Another medical student, Emmett Holt, assisted Howell and isolated another compound from liver with anticoagulant properties, which they termed heparin to distinguish it from the heparphosphatide of McLean. Although McLean focused on cephalin and its applications, Howell continued to study anticoagulants from liver and, in 1922, presented a paper to the American Physiologic Society on the isolation of an anticoagulant molecule from an aqueous extract of liver, which did not contain phosphate but was rich in carbohydrate, particularly glucuronic acid. This material is most likely the compound we recognize today as heparin. The potential clinical importance of such an anticoagulant was quickly recognized and heparin attracted the attention of Nobel Laureate Charles Best and his colleagues at the Connaught Laboratories in Toronto. Best assembled a team of chemists, physiologists, and clinicians with the goal of establishing heparin as a useful drug. A Swedish group also began work on heparin with similar goals. By the 1940s, heparin was ready for clinical use. However, its debut was delayed until the end of the Second World War.

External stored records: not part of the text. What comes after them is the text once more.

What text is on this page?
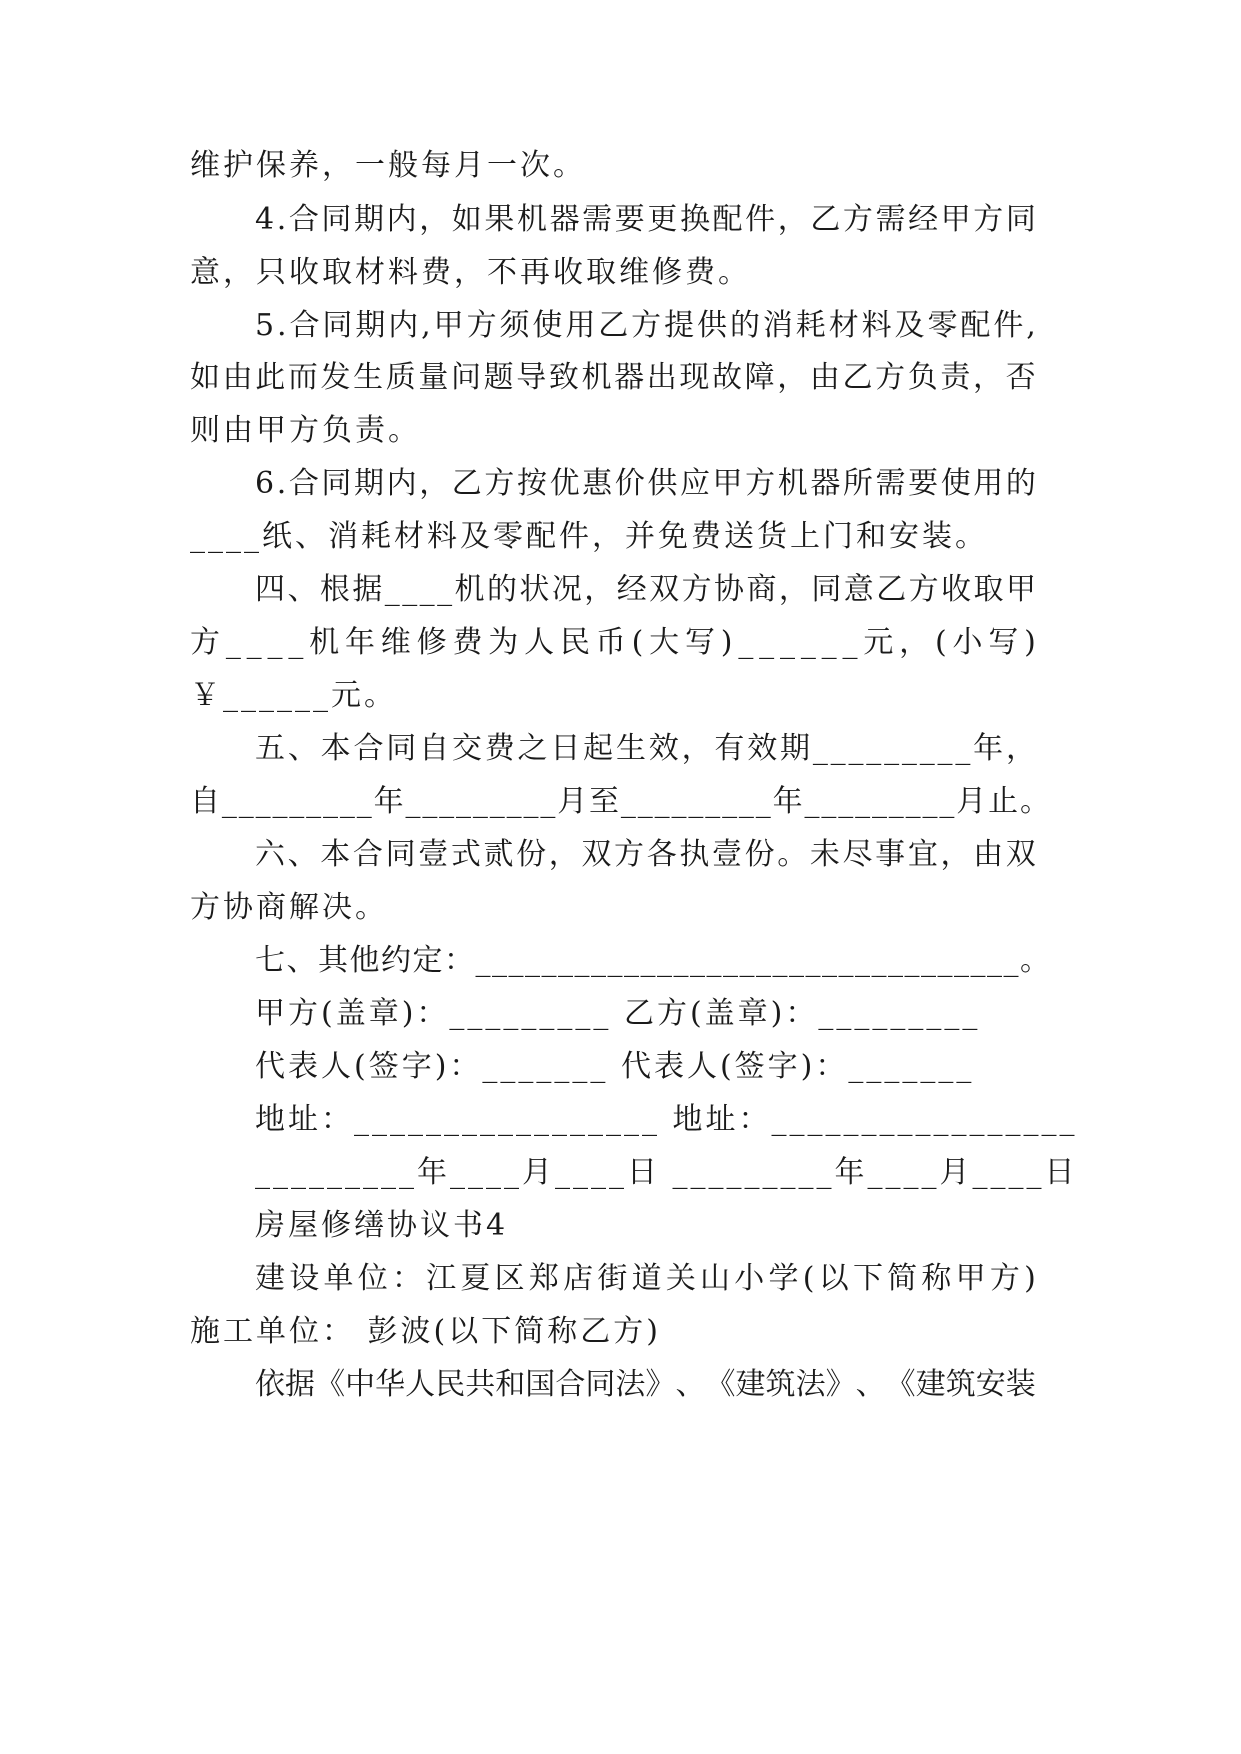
维护保养，一般每月一次。
4 . 合 同 期 内 ， 如 果 机 器 需 要 更 换 配 件 ， 乙 方 需 经 甲 方 同
意，只收取材料费，不再收取维修费。
5 . 合 同 期 内 , 甲 方 须 使 用 乙 方 提 供 的 消 耗 材 料 及 零 配 件 ,
如 由 此 而 发 生 质 量 问 题 导 致 机 器 出 现 故 障 ， 由 乙 方 负 责 ， 否
则由甲方负责。
6 . 合 同 期 内 ， 乙 方 按 优 惠 价 供 应 甲 方 机 器 所 需 要 使 用 的
____纸、消耗材料及零配件，并免费送货上门和安装。
四 、 根 据 _ _ _ _ 机 的 状 况 ， 经 双 方 协 商 ， 同 意 乙 方 收 取 甲
方 _ _ _ _ 机 年 维 修 费 为 人 民 币 ( 大 写 ) _ _ _ _ _ _ 元 ， ( 小 写 )
￥______元。
五 、 本 合 同 自 交 费 之 日 起 生 效 ， 有 效 期 _ _ _ _ _ _ _ _ _ 年 ，
自 _ _ _ _ _ _ _ _ _ 年 _ _ _ _ _ _ _ _ _ 月 至 _ _ _ _ _ _ _ _ _ 年 _ _ _ _ _ _ _ _ _ 月 止 。
六 、 本 合 同 壹 式 贰 份 ， 双 方 各 执 壹 份 。 未 尽 事 宜 ， 由 双
方协商解决。
七 、 其 他 约 定 ： _ _ _ _ _ _ _ _ _ _ _ _ _ _ _ _ _ _ _ _ _ _ _ _ _ _ _ _ _ _ _ _ _ 。
甲方(盖章)：_________ 乙方(盖章)：_________
代表人(签字)：_______ 代表人(签字)：_______
地址：_________________ 地址：_________________
_________年____月____日 _________年____月____日
房屋修缮协议书4
建 设 单 位 ： 江 夏 区 郑 店 街 道 关 山 小 学 ( 以 下 简 称 甲 方 )
施工单位： 彭波(以下简称乙方)
依 据 《 中 华 人 民 共 和 国 合 同 法 》 、 《 建 筑 法 》 、 《 建 筑 安 装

While the heparin project evolved in Canada and Sweden, McLean worked briefly at several academic institutions trying to establish himself as an academic physician. He eventually settled in Columbus Ohio in a private practice and worked in a local hospital. At this time, he initiated a long campaign to establish himself as the discoverer of heparin. He corresponded with Best and others on this subject and tried to argue that the material he isolated in 1916 was identical to the heparin later isolated by Holt and Howell, and further purified by Best and his colleagues. McLean wrote to many of the leaders of academic medicine and science about his role in the discovery of heparin and began a detailed account, which he never finished because of his death in 1957. Two years after his death, his unfinished commentary “The Discovery of Heparin” was published in Circulation .
After the fact, it is hard to assess the 2 conflicting tales. It is certain that McLean found something in dog liver that acted as an anticoagulant and I think he deserves credit for the concept of a natural anticoagulant. Howell and others are probably also correct that the material eventually developed into a clinically useful anticoagulant differed from the material McLean originally discovered in the Howell laboratory. Most people, who have not delved into all the details, believe McLean discovered heparin and did not receive appropriate credit. In fact, I have taught this to my students. I now think that McLean was over-reaching by demanding sole credit for the discovery. Had he been willing to share the credit with his mentor Howell and, perhaps, others in the laboratory who worked on the project, he might have died a happier man. We will never know.